BOSTON – It is a visit that is sure to make history, but a Boston-based peace group says President Barack Obama needs to have some constructive initiatives in hand when he visits Hiroshima later this month.

Obama plans to become the first U.S. president to visit that part of Japan since the U.S. dropped atomic bombs on Hiroshima and Nagasaki to end World War II, although the White House says he will not apologize for that historic decision by President Harry Truman.

Cole Harrison, executive director of the Massachusetts Peace Action, the state's largest grassroots peace organization, says he would like to see the Obama put his focus on both present and future funding of nuclear weapons in the U.S. and around the world.

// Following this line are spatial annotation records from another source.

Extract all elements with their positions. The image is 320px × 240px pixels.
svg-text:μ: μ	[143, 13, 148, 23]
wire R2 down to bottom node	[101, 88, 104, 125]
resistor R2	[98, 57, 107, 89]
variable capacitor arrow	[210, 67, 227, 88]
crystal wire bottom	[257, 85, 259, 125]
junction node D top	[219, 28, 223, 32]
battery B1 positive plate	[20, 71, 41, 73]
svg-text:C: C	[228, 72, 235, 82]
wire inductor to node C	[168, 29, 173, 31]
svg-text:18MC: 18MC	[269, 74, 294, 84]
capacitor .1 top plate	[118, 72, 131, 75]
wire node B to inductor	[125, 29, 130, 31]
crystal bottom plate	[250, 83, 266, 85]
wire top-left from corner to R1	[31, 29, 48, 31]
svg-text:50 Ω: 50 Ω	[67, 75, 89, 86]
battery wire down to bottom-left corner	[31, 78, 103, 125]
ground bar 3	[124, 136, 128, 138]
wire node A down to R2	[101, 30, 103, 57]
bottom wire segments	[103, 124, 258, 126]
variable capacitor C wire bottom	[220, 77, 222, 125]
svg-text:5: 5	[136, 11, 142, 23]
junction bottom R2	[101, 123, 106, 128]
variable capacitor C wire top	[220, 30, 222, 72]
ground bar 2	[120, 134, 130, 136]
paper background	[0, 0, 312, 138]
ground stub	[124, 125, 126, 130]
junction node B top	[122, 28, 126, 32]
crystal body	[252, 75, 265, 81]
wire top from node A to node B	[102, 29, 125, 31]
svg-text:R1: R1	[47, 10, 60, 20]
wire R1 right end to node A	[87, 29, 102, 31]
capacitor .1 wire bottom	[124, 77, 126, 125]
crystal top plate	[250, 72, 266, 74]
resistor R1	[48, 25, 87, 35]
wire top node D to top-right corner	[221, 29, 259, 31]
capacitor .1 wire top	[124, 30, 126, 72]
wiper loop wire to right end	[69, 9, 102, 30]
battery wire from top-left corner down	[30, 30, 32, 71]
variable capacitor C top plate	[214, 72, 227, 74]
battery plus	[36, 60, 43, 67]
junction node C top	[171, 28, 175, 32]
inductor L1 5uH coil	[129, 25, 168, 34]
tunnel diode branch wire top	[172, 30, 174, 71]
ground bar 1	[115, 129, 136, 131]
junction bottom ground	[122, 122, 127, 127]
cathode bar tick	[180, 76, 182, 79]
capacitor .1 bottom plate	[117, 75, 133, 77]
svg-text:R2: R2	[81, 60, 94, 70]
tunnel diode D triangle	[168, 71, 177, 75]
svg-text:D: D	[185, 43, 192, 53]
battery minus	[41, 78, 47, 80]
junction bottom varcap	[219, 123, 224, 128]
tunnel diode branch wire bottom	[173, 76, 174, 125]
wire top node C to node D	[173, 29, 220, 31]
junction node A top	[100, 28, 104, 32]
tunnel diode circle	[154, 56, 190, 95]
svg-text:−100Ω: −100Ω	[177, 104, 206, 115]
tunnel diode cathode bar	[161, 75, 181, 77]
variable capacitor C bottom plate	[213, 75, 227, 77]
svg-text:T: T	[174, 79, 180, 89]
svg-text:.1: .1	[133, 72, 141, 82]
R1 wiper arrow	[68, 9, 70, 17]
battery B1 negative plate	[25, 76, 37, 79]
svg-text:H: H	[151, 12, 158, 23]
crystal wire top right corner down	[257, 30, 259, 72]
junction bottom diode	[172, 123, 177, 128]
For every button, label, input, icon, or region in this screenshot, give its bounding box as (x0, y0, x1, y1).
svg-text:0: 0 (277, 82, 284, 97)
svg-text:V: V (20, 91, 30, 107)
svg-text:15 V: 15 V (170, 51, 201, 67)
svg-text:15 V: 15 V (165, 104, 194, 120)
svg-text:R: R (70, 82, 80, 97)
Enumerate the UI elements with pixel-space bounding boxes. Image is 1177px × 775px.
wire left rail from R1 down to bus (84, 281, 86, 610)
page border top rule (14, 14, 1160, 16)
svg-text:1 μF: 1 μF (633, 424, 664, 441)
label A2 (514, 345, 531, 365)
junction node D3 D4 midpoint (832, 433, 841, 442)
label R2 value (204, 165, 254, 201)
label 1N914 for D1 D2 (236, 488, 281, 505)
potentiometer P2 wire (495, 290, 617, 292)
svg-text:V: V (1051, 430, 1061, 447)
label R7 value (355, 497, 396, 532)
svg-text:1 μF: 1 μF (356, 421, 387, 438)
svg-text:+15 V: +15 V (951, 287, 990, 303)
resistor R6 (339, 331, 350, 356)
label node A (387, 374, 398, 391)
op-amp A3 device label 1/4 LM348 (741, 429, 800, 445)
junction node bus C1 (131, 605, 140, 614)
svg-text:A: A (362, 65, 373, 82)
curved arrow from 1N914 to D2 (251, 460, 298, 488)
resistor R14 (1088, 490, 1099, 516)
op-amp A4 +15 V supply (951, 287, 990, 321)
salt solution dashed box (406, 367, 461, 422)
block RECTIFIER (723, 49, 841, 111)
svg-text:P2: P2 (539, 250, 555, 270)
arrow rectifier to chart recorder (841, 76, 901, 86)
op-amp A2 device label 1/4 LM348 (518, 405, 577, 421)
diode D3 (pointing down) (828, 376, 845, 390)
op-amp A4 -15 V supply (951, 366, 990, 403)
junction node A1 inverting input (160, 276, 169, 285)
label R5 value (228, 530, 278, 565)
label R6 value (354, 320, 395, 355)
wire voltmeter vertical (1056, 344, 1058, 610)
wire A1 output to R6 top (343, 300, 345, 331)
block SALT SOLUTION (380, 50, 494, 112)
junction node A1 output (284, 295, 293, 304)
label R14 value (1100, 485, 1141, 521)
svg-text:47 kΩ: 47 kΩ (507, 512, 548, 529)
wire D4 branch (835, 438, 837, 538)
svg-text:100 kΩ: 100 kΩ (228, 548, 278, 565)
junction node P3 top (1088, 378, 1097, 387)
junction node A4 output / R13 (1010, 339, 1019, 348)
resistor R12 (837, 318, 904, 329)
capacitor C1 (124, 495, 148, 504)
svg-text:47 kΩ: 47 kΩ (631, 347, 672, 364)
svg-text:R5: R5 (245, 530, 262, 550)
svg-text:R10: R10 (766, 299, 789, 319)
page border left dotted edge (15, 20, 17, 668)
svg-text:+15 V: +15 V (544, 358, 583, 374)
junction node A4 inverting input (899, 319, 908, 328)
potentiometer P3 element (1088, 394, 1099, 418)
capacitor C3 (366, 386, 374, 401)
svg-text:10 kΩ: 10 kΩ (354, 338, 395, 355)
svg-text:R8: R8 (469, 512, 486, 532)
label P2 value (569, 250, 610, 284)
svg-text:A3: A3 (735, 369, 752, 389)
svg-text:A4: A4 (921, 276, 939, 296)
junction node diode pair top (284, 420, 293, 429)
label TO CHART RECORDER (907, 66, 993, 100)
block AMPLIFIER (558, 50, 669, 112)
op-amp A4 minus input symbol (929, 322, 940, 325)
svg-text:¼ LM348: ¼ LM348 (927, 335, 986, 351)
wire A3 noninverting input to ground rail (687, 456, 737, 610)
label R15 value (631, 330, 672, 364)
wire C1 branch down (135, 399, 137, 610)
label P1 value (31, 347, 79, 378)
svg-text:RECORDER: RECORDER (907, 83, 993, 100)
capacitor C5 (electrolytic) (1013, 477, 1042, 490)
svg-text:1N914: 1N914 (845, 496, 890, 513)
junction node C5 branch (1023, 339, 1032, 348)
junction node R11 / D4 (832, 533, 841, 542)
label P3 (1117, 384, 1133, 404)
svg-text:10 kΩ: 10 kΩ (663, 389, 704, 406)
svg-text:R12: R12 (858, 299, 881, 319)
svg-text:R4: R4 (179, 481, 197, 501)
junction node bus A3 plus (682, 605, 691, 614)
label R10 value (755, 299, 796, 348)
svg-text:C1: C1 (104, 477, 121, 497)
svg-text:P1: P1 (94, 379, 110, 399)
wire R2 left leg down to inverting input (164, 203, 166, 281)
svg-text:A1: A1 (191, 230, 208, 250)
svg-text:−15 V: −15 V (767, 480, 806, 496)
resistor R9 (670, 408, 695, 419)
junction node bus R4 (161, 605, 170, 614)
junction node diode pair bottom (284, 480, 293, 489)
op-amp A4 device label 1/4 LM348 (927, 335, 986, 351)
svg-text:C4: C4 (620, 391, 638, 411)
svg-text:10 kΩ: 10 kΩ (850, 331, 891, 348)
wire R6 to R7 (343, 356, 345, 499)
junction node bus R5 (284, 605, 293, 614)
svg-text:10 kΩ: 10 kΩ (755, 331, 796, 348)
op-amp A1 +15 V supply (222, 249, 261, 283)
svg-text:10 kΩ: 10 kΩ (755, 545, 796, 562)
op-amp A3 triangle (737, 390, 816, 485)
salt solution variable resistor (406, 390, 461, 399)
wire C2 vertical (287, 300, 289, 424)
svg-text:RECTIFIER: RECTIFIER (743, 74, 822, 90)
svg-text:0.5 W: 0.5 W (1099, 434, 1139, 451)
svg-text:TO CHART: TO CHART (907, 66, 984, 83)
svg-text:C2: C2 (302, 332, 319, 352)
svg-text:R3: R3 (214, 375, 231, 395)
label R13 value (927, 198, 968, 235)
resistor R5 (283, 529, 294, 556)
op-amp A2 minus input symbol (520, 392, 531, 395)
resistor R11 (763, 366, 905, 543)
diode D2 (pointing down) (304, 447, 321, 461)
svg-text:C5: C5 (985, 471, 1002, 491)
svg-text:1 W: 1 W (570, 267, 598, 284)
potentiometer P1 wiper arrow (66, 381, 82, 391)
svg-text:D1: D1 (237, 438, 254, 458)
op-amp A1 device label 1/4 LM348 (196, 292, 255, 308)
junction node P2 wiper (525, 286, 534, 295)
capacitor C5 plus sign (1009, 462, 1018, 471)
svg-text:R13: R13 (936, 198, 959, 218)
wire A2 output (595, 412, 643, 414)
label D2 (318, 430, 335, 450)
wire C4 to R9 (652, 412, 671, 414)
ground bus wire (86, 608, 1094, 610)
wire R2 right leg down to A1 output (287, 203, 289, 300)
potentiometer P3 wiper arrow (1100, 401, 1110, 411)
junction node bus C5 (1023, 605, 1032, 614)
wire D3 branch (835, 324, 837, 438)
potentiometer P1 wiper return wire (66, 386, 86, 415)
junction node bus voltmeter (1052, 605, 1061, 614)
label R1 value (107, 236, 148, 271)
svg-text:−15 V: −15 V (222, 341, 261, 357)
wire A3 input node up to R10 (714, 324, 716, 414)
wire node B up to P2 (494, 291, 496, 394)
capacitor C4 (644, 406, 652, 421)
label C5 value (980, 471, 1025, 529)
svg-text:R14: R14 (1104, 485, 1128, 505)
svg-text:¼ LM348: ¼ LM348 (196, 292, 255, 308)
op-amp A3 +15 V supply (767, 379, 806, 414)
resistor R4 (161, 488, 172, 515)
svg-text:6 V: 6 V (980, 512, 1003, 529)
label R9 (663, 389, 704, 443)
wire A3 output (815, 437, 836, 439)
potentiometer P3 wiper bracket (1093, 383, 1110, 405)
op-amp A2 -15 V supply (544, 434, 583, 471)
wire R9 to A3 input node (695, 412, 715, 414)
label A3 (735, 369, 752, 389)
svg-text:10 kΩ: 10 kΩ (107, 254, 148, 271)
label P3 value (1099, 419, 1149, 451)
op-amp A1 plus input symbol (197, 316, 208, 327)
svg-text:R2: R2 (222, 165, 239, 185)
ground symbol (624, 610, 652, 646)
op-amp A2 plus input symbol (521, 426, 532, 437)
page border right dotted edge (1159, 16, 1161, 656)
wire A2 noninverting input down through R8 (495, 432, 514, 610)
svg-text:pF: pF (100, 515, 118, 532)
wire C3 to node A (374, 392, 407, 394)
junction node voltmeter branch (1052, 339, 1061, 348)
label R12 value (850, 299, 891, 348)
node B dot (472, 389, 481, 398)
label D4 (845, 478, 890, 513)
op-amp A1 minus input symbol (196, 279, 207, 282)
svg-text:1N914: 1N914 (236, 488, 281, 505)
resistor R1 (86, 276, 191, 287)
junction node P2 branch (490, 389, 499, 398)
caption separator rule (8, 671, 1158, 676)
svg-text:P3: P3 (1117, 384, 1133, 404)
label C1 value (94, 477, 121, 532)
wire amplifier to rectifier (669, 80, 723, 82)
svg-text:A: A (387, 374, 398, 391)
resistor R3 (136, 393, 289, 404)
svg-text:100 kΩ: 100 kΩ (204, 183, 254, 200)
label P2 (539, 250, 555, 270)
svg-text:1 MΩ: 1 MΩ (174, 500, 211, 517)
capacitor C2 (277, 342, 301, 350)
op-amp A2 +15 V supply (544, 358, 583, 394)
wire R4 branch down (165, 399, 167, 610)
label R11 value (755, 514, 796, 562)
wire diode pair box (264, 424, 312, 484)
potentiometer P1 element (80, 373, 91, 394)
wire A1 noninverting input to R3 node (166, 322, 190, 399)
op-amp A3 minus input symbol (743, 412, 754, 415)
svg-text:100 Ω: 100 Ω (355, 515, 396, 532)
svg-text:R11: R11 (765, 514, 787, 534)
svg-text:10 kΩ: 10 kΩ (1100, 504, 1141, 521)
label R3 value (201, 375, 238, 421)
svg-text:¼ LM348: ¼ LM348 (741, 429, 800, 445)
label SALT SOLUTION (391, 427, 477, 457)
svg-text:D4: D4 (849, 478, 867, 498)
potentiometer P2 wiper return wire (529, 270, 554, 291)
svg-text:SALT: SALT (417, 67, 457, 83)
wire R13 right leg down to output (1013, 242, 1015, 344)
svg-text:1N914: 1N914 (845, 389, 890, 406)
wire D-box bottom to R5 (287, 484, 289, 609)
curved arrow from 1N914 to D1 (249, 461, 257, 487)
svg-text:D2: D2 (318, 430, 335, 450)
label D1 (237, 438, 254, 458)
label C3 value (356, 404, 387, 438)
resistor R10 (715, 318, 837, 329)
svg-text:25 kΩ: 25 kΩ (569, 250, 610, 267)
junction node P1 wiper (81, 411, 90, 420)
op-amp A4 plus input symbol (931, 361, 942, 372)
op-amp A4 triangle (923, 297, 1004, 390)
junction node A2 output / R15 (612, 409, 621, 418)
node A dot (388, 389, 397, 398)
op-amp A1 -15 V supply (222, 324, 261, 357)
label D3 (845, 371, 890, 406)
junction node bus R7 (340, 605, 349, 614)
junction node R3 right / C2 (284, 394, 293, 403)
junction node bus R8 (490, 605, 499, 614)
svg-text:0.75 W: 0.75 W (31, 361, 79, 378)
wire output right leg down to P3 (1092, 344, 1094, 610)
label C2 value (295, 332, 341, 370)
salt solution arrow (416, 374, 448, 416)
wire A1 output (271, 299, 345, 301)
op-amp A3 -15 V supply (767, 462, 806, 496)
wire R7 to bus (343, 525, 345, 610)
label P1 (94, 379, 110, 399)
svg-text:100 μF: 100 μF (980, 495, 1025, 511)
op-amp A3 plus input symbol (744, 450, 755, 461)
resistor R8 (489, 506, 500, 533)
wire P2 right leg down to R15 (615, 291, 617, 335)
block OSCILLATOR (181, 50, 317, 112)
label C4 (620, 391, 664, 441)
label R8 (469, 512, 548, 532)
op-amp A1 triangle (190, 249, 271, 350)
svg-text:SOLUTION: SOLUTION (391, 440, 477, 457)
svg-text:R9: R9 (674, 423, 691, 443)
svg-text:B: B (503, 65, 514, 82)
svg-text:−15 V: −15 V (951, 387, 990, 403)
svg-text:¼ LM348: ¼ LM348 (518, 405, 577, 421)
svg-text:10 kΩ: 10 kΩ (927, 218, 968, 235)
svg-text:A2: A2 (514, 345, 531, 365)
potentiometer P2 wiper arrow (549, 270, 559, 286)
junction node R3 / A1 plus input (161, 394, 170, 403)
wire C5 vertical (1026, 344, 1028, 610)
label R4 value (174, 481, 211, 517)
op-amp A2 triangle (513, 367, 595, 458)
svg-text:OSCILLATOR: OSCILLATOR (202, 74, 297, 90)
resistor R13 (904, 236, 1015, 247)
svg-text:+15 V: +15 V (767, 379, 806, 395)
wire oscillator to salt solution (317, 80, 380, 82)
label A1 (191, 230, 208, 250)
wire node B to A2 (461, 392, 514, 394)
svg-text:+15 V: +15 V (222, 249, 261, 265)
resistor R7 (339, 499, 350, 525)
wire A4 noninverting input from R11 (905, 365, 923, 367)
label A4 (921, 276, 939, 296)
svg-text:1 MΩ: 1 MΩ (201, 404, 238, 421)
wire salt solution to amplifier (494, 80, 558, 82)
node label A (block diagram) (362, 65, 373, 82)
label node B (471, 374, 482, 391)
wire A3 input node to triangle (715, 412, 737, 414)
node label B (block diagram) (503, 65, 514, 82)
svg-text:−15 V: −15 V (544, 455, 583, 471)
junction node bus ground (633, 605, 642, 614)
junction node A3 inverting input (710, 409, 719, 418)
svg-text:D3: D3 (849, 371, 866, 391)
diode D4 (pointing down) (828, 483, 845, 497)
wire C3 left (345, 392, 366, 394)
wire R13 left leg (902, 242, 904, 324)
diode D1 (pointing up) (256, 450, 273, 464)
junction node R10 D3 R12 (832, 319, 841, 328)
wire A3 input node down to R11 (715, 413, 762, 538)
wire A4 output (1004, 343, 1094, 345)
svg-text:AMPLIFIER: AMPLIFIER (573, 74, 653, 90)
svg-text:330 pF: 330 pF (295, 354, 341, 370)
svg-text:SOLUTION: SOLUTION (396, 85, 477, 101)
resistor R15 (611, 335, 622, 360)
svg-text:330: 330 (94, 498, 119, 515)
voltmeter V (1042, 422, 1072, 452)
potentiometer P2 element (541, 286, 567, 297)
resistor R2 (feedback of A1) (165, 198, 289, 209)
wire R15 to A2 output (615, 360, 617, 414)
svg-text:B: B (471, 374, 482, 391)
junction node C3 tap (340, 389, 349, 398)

"It would be a disconnect for him to go there and just mouth some empty platitudes about how terrible nuclear weapons are, while we're building more,” Harrison states. “It's good that he's going to Hiroshima, but he should bring some constructive initiatives with him."

Obama was awarded the Nobel Peace Prize in 2009 in recognition of his nuclear nonproliferation efforts. Harrison says concrete steps Obama could take include proposals that would reduce the number of nuclear warheads in reserve in the free world.

Harrison says he does not want to prejudge what Obama might say later this month, but he does know the U.S. is spending plenty on the nuclear arsenal.

"The United States under his administration is spending $1 trillion to modernize our nuclear weapons, so they perceive us as a threat,” he points out. “And we have to stop this, and go for nuclear disarmament, instead of one-upmanship."

On May 27, Obama plans to join Japan's prime minister on a tour of the site of the world's first nuclear bombing.